On est samedi. Je ne bouge pas beaucoup le week-end. Je ne sors pas — je suis si nonchalant — et je commande mes courses à Monoprix. Ça pue le renfermé jusqu’au lundi matin, et ce que je suis renvoie pour le moment à un imaginaire de ferme. Le mot auquel je pense est « souille ». Tous les cinq jours, je suis au fond l’équivalent humain d’un sanglier qu’on a traqué. Mais je garde espoir. Je vais finir par me lever, ouvrir la fenêtre, et dire à tous ces cons qu’ils peuvent aller ailleurs. Ou me laisser tranquille, parce que je veux dormir.
Ils sont colocataires et vivent à trois. Je les observe, dès le matin, derrière les interstices de mes volets. Ils sont plutôt âgés. L’un d’eux se trimballe dans la cour avec un téléphone portable. Il parle fort et prend plaisir à faire le planton devant ma fenêtre. Je sais son nom et son prénom. Il s’appelle Gilles Hadori. Il habite là, au-dessus de chez moi depuis trois ans. Je le subis quotidiennement, et je connais ses moindres faits et gestes. Il fait l’amour tous les matins, il se couche tard et fait craquer le parquet en permanence.
Il est très maigre. Il a ce que j’appelle une tête étroite. Je redoute qu’il mette un jour le feu à ma boîte aux lettres, bouche ma serrure ou déchiquette mon paillasson. Ce seraient des gestes de colère et d’intimidation. Pour qu’il s’éloigne de ma fenêtre, je fous toujours ma chaîne à fond. A moi toutes les cantates de Bach.

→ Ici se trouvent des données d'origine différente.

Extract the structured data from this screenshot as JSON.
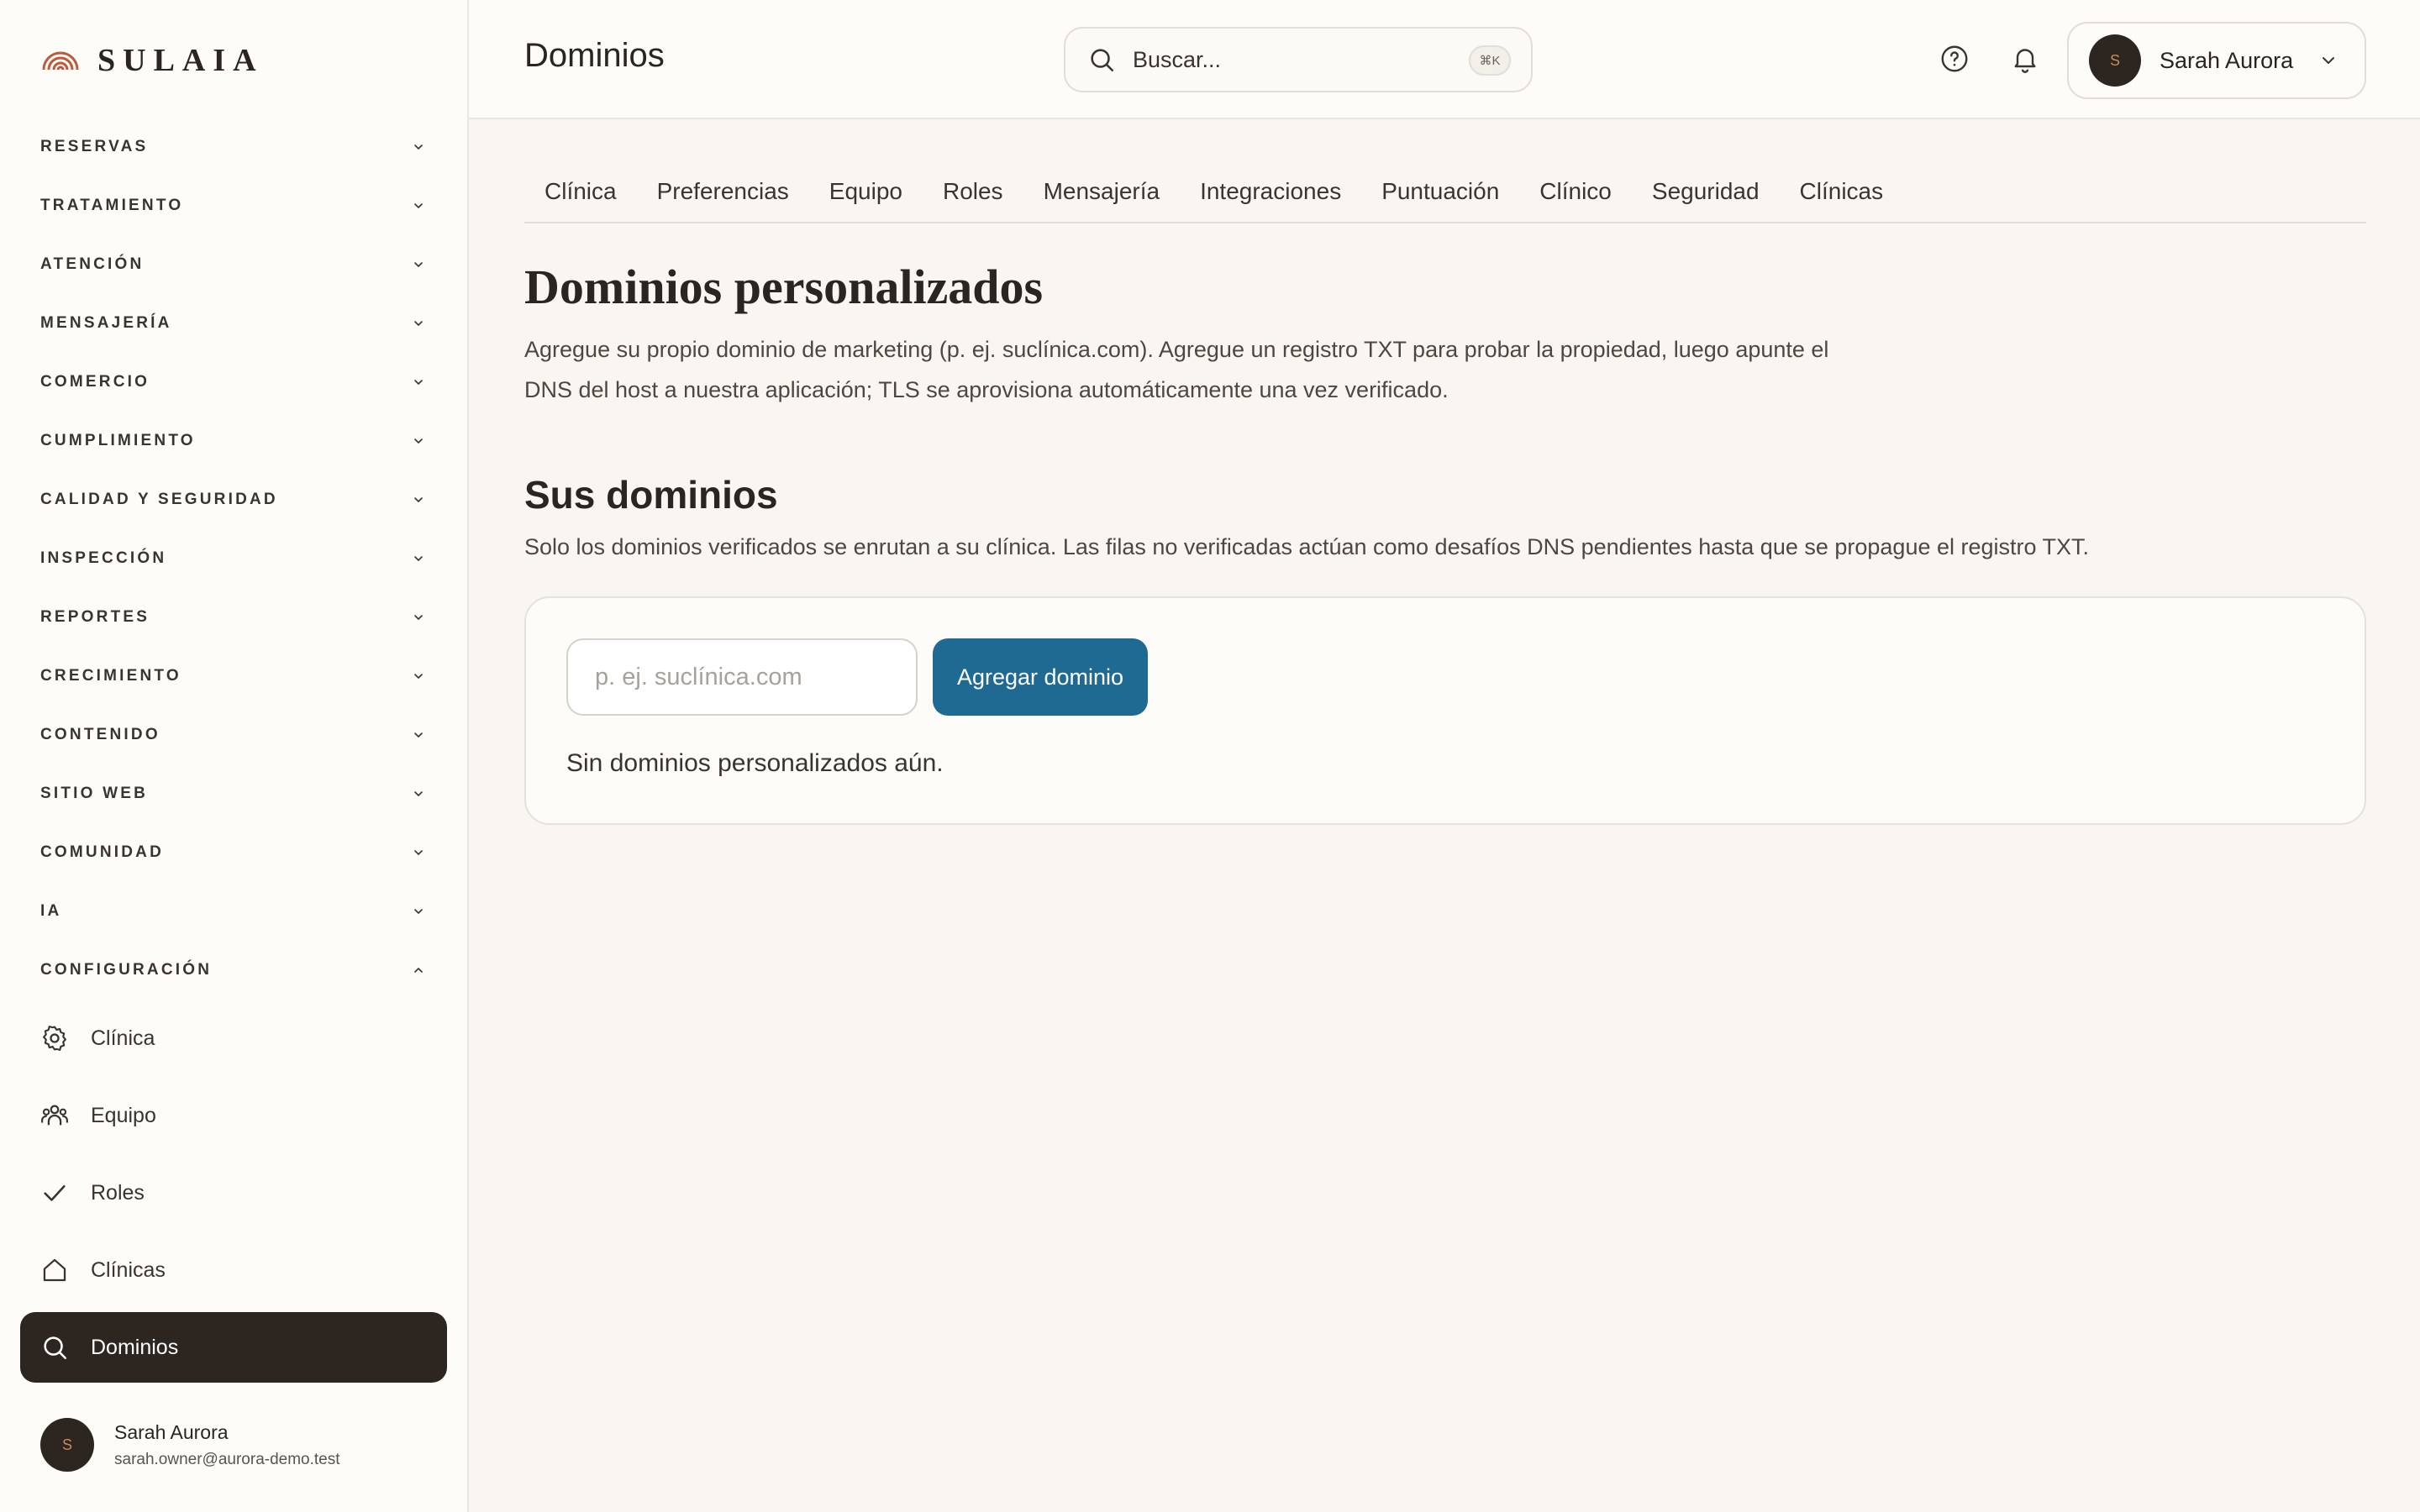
{
  "brand": {
    "name": "SULAIA",
    "logo_icon": "rainbow-arch-logo",
    "accent": "#c0593a"
  },
  "sidebar": {
    "sections": [
      {
        "label": "RESERVAS",
        "expanded": false
      },
      {
        "label": "TRATAMIENTO",
        "expanded": false
      },
      {
        "label": "ATENCIÓN",
        "expanded": false
      },
      {
        "label": "MENSAJERÍA",
        "expanded": false
      },
      {
        "label": "COMERCIO",
        "expanded": false
      },
      {
        "label": "CUMPLIMIENTO",
        "expanded": false
      },
      {
        "label": "CALIDAD Y SEGURIDAD",
        "expanded": false
      },
      {
        "label": "INSPECCIÓN",
        "expanded": false
      },
      {
        "label": "REPORTES",
        "expanded": false
      },
      {
        "label": "CRECIMIENTO",
        "expanded": false
      },
      {
        "label": "CONTENIDO",
        "expanded": false
      },
      {
        "label": "SITIO WEB",
        "expanded": false
      },
      {
        "label": "COMUNIDAD",
        "expanded": false
      },
      {
        "label": "IA",
        "expanded": false
      },
      {
        "label": "CONFIGURACIÓN",
        "expanded": true
      }
    ],
    "config_items": [
      {
        "label": "Clínica",
        "icon": "gear-icon"
      },
      {
        "label": "Equipo",
        "icon": "team-icon"
      },
      {
        "label": "Roles",
        "icon": "check-icon"
      },
      {
        "label": "Clínicas",
        "icon": "home-icon"
      },
      {
        "label": "Dominios",
        "icon": "search-icon",
        "active": true
      }
    ],
    "user": {
      "name": "Sarah Aurora",
      "email": "sarah.owner@aurora-demo.test",
      "initial": "S"
    }
  },
  "header": {
    "title": "Dominios",
    "search": {
      "placeholder": "Buscar...",
      "shortcut": "⌘K"
    },
    "help_icon": "help-circle-icon",
    "bell_icon": "bell-icon",
    "user": {
      "name": "Sarah Aurora",
      "initial": "S"
    }
  },
  "tabs": [
    "Clínica",
    "Preferencias",
    "Equipo",
    "Roles",
    "Mensajería",
    "Integraciones",
    "Puntuación",
    "Clínico",
    "Seguridad",
    "Clínicas"
  ],
  "main": {
    "heading": "Dominios personalizados",
    "description": "Agregue su propio dominio de marketing (p. ej. suclínica.com). Agregue un registro TXT para probar la propiedad, luego apunte el DNS del host a nuestra aplicación; TLS se aprovisiona automáticamente una vez verificado.",
    "subheading": "Sus dominios",
    "subdescription": "Solo los dominios verificados se enrutan a su clínica. Las filas no verificadas actúan como desafíos DNS pendientes hasta que se propague el registro TXT.",
    "input_placeholder": "p. ej. suclínica.com",
    "input_value": "",
    "add_button": "Agregar dominio",
    "empty_state": "Sin dominios personalizados aún."
  },
  "colors": {
    "primary_button": "#1f6a92",
    "active_nav": "#2c2520",
    "background": "#f9f6f1"
  }
}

Pour le moment, ma chaîne et Bach ne me sont d’aucune utilité. Ils sont en force et ils m’acculent. Ils continuent de s’amuser et de danser. Ils écoutent de la musique très fort en boucle, ils poussent les basses au point que j’entends trembler assiettes et verres sur l’égouttoir de la cuisine. Ils sont plus de vingt, peut-être plus de trente, et quand ils marchent c’est un petit peu comme s’ils cherchaient à m’écraser.
Mais je ne suis pas un sac. Il faut que je bouge et que je réagisse, ne serait-ce que pour mon honneur et pour ma dignité. L’endroit que j’habite, je l’ai choisi ; et je l’ai choisi il y a dix ans. J’aime vivre à la hauteur du sol. Me plaît de penser que peu de centimètres me séparent de la terre battue. C’est naturel et ancestral. De toute manière, j’ai peur des escaliers et ils le savent. J’ai également peur de rester coincé dans l’ascenseur et je ne vois donc pas trop comment je pourrais monter.
Une fille vient de hurler. Un verre — ou une bouteille — tombe et se fracasse au sol. Je suis tétanisé par leur vacarme. Ils en rajoutent. Ils pissent dans l’eau de leur W.C. et non sur la faïence pour que les choses deviennent insupportables. Ils n’arrêtent plus, ils se relaient, ou bien ils vident des litres d’eau à tour de rôle pour me rendre fou. Je suis dépossédé ; je ne pense plus qu’à eux. Je les imagine de plus en plus nettement. Les filles qui portent de hauts talons sautent toutes en l’air. Leurs robes sont courtes et colorées et elles se laissent tomber au sol en ricanant. Ils se moquent de moi. C’est une torture. Ils vont me détruire. J’aurais envie de disparaître entre les lames de mon plancher.
J’ouvre la porte. J’enclenche la minuterie du hall, et je crie « Gilles Hadori ». L’ascenseur est sur ma gauche, et l’escalier est devant moi. Je sue et je tremble. Je n’ai pourtant pas d’autre solution. Je pose mon pied sur la première marche. Mais elle n’est pas fichue comme je croyais, car elle descend. Je sue de plus en plus, je me rends compte que mon immeuble non plus n’est pas construit comme je le croyais. Je pose mon deuxième pied sur une autre marche. Je fléchis le genou. Allons. Tout ça n’est qu’une illusion d’optique. Je me gratte la tempe. Tel que ça se passe, je suis encore parti pour me retrouver dans le fond de la cave. Mais ce doit être parce que ça me plaît.